Cristina Brito, CHAM (Centro de Humanidades), Nova FCSH, Portugal

Cristina Brito has a PhD in History of the Portuguese Discoveries and Expansion, NOVA FCSH (2005–2010), with a background in Ethology, ISPA (1998–2000) and in Biology, FCUL (1993–1998). She was awarded a Research Contract by FCT (IF/00610/2015) at CHAM, NOVA FCSH to investigate “Cow-fish, Ngulu-Maza or Iguaragua? Local and Global Knowledge Production, Changing Perceptions and Practices on Marine Animals in the Atlantic, 1419–1758” (2016–2021). Cristina Brito has an interdisciplinary, comparative, and cross-cultural approach to her research. Her scientific interests include early modern marine environmental history, local and global perceptions and uses of the seas, and Atlantic and ocean history.
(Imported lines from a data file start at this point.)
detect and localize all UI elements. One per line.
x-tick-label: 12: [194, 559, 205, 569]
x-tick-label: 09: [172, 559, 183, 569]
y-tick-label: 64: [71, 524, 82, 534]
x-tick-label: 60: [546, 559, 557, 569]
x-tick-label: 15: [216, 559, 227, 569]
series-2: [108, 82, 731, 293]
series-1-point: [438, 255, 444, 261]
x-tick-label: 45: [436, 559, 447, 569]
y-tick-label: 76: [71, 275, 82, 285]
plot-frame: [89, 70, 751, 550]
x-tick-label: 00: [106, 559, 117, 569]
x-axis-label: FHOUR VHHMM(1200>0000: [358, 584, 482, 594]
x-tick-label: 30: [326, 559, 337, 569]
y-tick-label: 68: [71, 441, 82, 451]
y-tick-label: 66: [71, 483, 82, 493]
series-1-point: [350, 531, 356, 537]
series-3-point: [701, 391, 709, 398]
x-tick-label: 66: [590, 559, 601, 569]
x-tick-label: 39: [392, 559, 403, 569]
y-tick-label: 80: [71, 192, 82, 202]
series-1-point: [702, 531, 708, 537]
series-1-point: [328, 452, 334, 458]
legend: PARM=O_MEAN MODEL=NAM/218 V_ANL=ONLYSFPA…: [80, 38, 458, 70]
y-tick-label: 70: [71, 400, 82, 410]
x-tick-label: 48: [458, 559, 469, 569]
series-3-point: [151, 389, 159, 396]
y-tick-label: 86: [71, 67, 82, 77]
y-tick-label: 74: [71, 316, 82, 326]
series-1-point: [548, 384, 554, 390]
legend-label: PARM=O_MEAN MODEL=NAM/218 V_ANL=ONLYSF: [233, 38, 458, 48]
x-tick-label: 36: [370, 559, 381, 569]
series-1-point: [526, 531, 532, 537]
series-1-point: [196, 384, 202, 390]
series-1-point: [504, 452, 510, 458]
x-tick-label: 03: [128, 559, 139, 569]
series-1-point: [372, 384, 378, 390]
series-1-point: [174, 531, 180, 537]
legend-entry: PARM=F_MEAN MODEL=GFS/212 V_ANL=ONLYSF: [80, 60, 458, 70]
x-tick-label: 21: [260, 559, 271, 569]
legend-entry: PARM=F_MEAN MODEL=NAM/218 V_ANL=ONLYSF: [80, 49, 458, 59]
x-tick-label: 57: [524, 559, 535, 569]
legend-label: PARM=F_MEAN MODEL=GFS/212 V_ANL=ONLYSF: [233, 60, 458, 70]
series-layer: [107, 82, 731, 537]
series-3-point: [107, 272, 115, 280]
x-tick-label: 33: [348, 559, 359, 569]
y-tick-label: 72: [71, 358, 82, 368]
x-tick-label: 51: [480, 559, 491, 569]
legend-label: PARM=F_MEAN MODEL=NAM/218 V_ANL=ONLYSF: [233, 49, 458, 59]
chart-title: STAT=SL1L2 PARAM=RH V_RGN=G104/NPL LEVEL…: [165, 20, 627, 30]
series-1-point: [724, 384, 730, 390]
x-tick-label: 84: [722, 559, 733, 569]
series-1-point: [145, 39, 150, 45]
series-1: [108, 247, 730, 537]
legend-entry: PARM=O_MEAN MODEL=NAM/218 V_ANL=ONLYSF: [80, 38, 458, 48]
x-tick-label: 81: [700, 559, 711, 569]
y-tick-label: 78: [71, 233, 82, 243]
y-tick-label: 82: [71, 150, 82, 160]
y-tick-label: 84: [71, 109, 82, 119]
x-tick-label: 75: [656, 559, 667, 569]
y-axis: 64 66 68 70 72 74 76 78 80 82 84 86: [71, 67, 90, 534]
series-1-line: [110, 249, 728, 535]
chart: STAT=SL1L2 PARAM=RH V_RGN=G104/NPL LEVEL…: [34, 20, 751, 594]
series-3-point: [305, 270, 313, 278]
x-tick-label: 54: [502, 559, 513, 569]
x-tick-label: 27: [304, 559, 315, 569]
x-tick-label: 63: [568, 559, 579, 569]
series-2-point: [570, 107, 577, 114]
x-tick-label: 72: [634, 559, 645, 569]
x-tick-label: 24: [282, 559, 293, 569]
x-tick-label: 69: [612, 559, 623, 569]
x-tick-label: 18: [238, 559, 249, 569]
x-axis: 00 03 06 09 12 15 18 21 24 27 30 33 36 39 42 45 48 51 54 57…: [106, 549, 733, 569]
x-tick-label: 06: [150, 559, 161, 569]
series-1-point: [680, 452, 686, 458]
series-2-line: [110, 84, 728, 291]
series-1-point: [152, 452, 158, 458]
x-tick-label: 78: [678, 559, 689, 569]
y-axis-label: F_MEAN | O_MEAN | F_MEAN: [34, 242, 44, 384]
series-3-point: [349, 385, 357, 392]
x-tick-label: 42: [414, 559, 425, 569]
She is the Executive Director of OPI, Oceans Past Initiative (2014–2018), a member of the Management and Synthesis Committees, and working group leader at OPP – Oceans Past Platform, EU COST Action (2014–2018). She also coordinates a thematic line of research at CHAM (the Sea), the UNESCO Chair on Oceans’ Cultural Heritage, and the H2020 RISE project CONCHA (2018–2021).